Akhirnya dapat disimpulakan ketika seorang sudah menjadi orang yang besar ia bisa saja berubah, dan tidak lagi mementingkan hal-hal yang kecil seperti yang mungkin dianggap olek pak Mulawarman uang utang itu hal yang kecil baginua, tetapi sebenarnya bagi Wasito itu adalah suatu hal yang sangat bernilai untuknya.
Bukti bahwa uang utang itu sangat berharga untuk Wasito, dibuktikan dengan cuplikan cerpen berikut :
“Memang, Pak. Kurang-lebih dua tahun yang lalu. Sebenarnya saya tidak pernah mengingat-ingat secara sungguh-sungguh perkara ini. Tapi terus terang giliran saya butuh, piutang saya ini menjadi tabungan yang sangat berharga.”
2.      Pandangan Dunia Diskriminasi sebagai Struktur Cerpen dengan Struktur Masyarakat
Pengertian diskriminasi dalam ruang lingkup hukum hak asasi manusia Indonesia (human rights law) dapat dilihat dalam Pasal 1 Ayat (3) UU Nomor 39 Tahun 1999 tentang Hak Asasi Manusia yang berbunyi, “Diskriminasi adalah setiap pembatasan, pelecehan, atau pengucilan yang langsung atau tak langsung didasarkan pada pembedaan manusia atas dasar agama, suku, ras, etnik, kelompok, golongan, status sosial, status ekonomi, jenis kelamin, bahasa, keyakinan politik, yang berakibat pengurangan, penyimpangan, atau penghapusan, pengakuan, pelaksanaan atau penggunaan hak asasi manusia dan kebebasan dasar dalam kehidupan baik individual maupun kolektif dalam bidang politik, ekonomi, hukum, sosial, budaya, dan aspek kehidupan lainnya”.
Di sinilah terlihat cerpen ini menawarkan sebuah kasus yang coba diungkap dalam sebuah cerpen berjudul “Orang Besar” Karya Jujur Pranato, bahwa diskriminatif masih terjadi dalam konteks kewarganegaraan, penulis mencoba mengungkapkan peristiwa-peristiwa atau pun praktek-praktek yang terjadi.

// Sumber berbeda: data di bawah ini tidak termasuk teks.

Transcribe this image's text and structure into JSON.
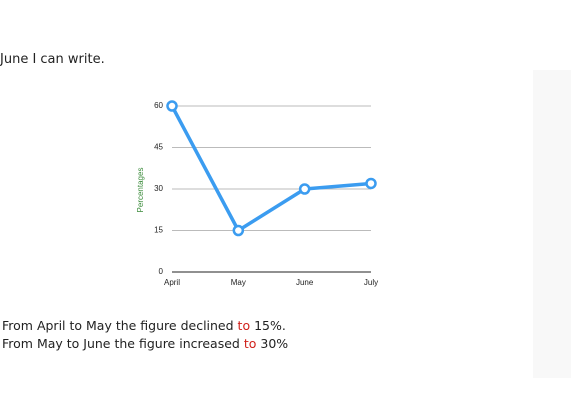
{
  "top_text": "June I can write.",
  "chart_data": {
    "type": "line",
    "y_label": "Percentages",
    "categories": [
      "April",
      "May",
      "June",
      "July"
    ],
    "series": [
      {
        "name": "Percentages",
        "color": "#3b9cf0",
        "values": [
          60,
          15,
          30,
          32
        ]
      }
    ],
    "ylim": [
      0,
      60
    ],
    "yticks": [
      0,
      15,
      30,
      45,
      60
    ],
    "grid": true
  },
  "lines": [
    [
      "From April to May the figure declined ",
      "to",
      " 15%."
    ],
    [
      "From May to June the figure increased ",
      "to",
      " 30%"
    ]
  ]
}
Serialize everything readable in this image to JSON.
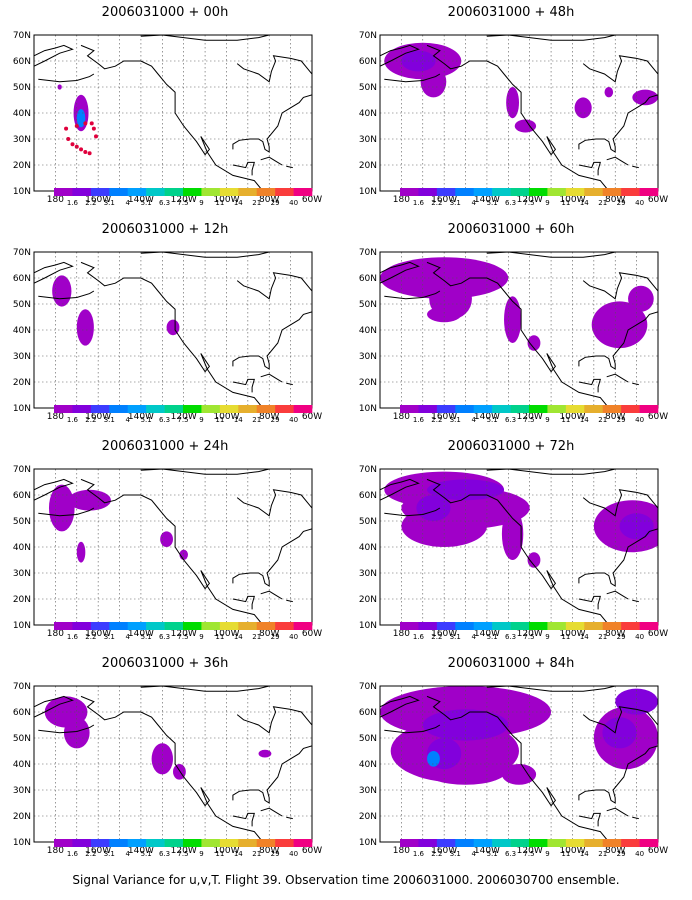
{
  "panels": [
    {
      "title": "2006031000 + 00h"
    },
    {
      "title": "2006031000 + 48h"
    },
    {
      "title": "2006031000 + 12h"
    },
    {
      "title": "2006031000 + 60h"
    },
    {
      "title": "2006031000 + 24h"
    },
    {
      "title": "2006031000 + 72h"
    },
    {
      "title": "2006031000 + 36h"
    },
    {
      "title": "2006031000 + 84h"
    }
  ],
  "lat_labels": [
    "70N",
    "60N",
    "50N",
    "40N",
    "30N",
    "20N",
    "10N"
  ],
  "lon_labels": [
    "180",
    "160W",
    "140W",
    "120W",
    "100W",
    "80W",
    "60W"
  ],
  "colorbar": {
    "levels": [
      "1.6",
      "2.2",
      "3.1",
      "4",
      "5.1",
      "6.3",
      "7.5",
      "9",
      "11",
      "14",
      "21",
      "29",
      "40"
    ],
    "colors": [
      "#a000c8",
      "#8200dc",
      "#3c3cff",
      "#0080ff",
      "#00a0ff",
      "#00c8c8",
      "#00d28c",
      "#00dc00",
      "#a0e632",
      "#e6dc32",
      "#e6af2d",
      "#f08228",
      "#fa3c3c",
      "#f00082"
    ]
  },
  "footer": "Signal Variance for u,v,T. Flight 39. Observation time 2006031000. 2006030700 ensemble."
}
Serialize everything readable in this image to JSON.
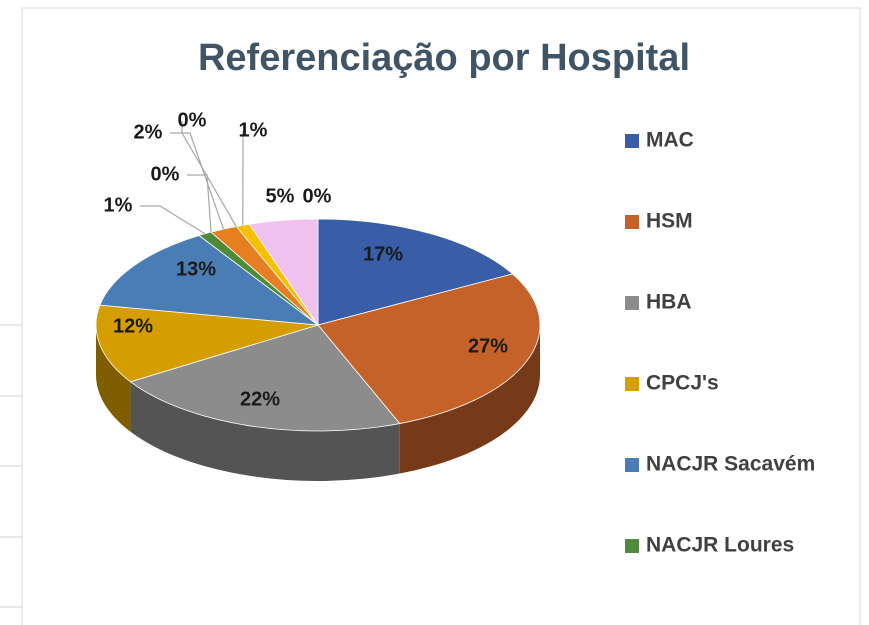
{
  "chart_data": {
    "type": "pie",
    "title": "Referenciação por Hospital",
    "categories": [
      "MAC",
      "HSM",
      "HBA",
      "CPCJ's",
      "NACJR Sacavém",
      "NACJR Loures",
      null,
      null,
      null,
      null,
      null,
      null
    ],
    "values": [
      17,
      27,
      22,
      12,
      13,
      1,
      0,
      2,
      0,
      1,
      5,
      0
    ],
    "value_labels": [
      "17%",
      "27%",
      "22%",
      "12%",
      "13%",
      "1%",
      "0%",
      "2%",
      "0%",
      "1%",
      "5%",
      "0%"
    ],
    "colors": [
      "#3a5da8",
      "#c5622a",
      "#8c8c8c",
      "#d49e00",
      "#4a7db5",
      "#4e8a3a",
      "#2f5597",
      "#e67e22",
      "#7f7f7f",
      "#f5c000",
      "#f0c0ee",
      "#4472c4"
    ],
    "legend": "right"
  }
}
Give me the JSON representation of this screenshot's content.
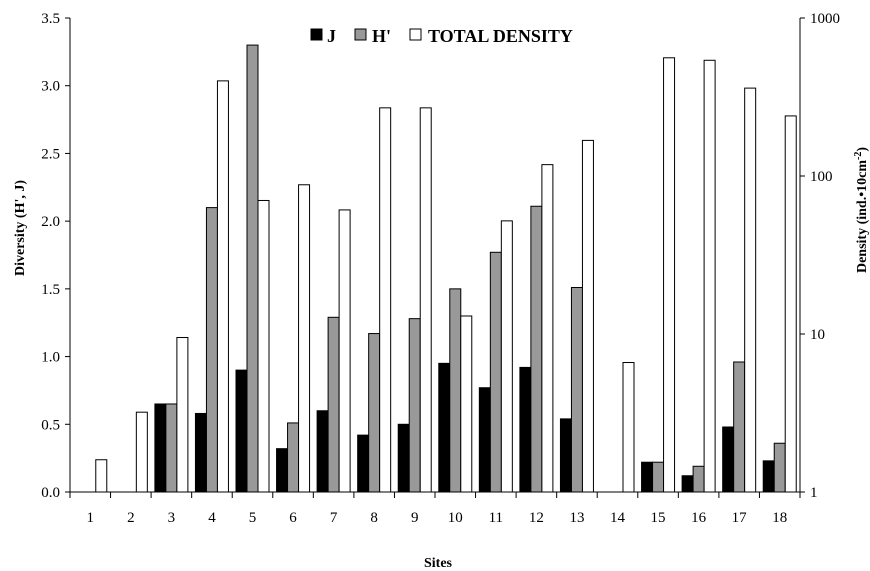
{
  "chart_data": {
    "type": "bar",
    "xlabel": "Sites",
    "ylabel_left": "Diversity (H', J)",
    "ylabel_right": "Density (ind.•10cm",
    "ylabel_right_superscript": "-2",
    "ylabel_right_suffix": ")",
    "categories": [
      "1",
      "2",
      "3",
      "4",
      "5",
      "6",
      "7",
      "8",
      "9",
      "10",
      "11",
      "12",
      "13",
      "14",
      "15",
      "16",
      "17",
      "18"
    ],
    "ylim_left": [
      0,
      3.5
    ],
    "yticks_left": [
      "0.0",
      "0.5",
      "1.0",
      "1.5",
      "2.0",
      "2.5",
      "3.0",
      "3.5"
    ],
    "ylim_right": [
      1,
      1000
    ],
    "y_right_scale": "log",
    "yticks_right": [
      "1",
      "10",
      "100",
      "1000"
    ],
    "legend_position": "top-center",
    "grid": false,
    "series": [
      {
        "name": "J",
        "axis": "left",
        "color": "#000000",
        "values": [
          0,
          0,
          0.65,
          0.58,
          0.9,
          0.32,
          0.6,
          0.42,
          0.5,
          0.95,
          0.77,
          0.92,
          0.54,
          0,
          0.22,
          0.12,
          0.48,
          0.23
        ]
      },
      {
        "name": "H'",
        "axis": "left",
        "color": "#999999",
        "values": [
          0,
          0,
          0.65,
          2.1,
          3.3,
          0.51,
          1.29,
          1.17,
          1.28,
          1.5,
          1.77,
          2.11,
          1.51,
          0,
          0.22,
          0.19,
          0.96,
          0.36
        ]
      },
      {
        "name": "TOTAL DENSITY",
        "axis": "right",
        "color": "#ffffff",
        "values": [
          1.6,
          3.2,
          9.5,
          400,
          70,
          88,
          61,
          270,
          270,
          13,
          52,
          118,
          168,
          6.6,
          560,
          540,
          360,
          240
        ]
      }
    ]
  }
}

Penulis berhasil mengangkat dan menyerap struktur persoalan dalam kehidupan bernegara dan bahkan langsung menyinggung hak manusia terhadap apa yang memang haknya, seperti dalam cerpen  “Orang besar”. Seperti ketika Pak Wasito menagih utang kepada calon bupati dan dilarang, tentu ini salah satu pelanggaran hak asasi manusia. Karena apa yang dilakukan Wasito hanyalah mencoba meminta haknya.
Dalam cerpen inilah kemudian Jujur Prananto membuat konsep pandangan dunia diskriminatif sebagai usaha untuk mengungkap kejanggalan, ketidakadilan untuk kemudian membangun struktur kehidupan dalam berkewarganegaraan menjadi lebih baik.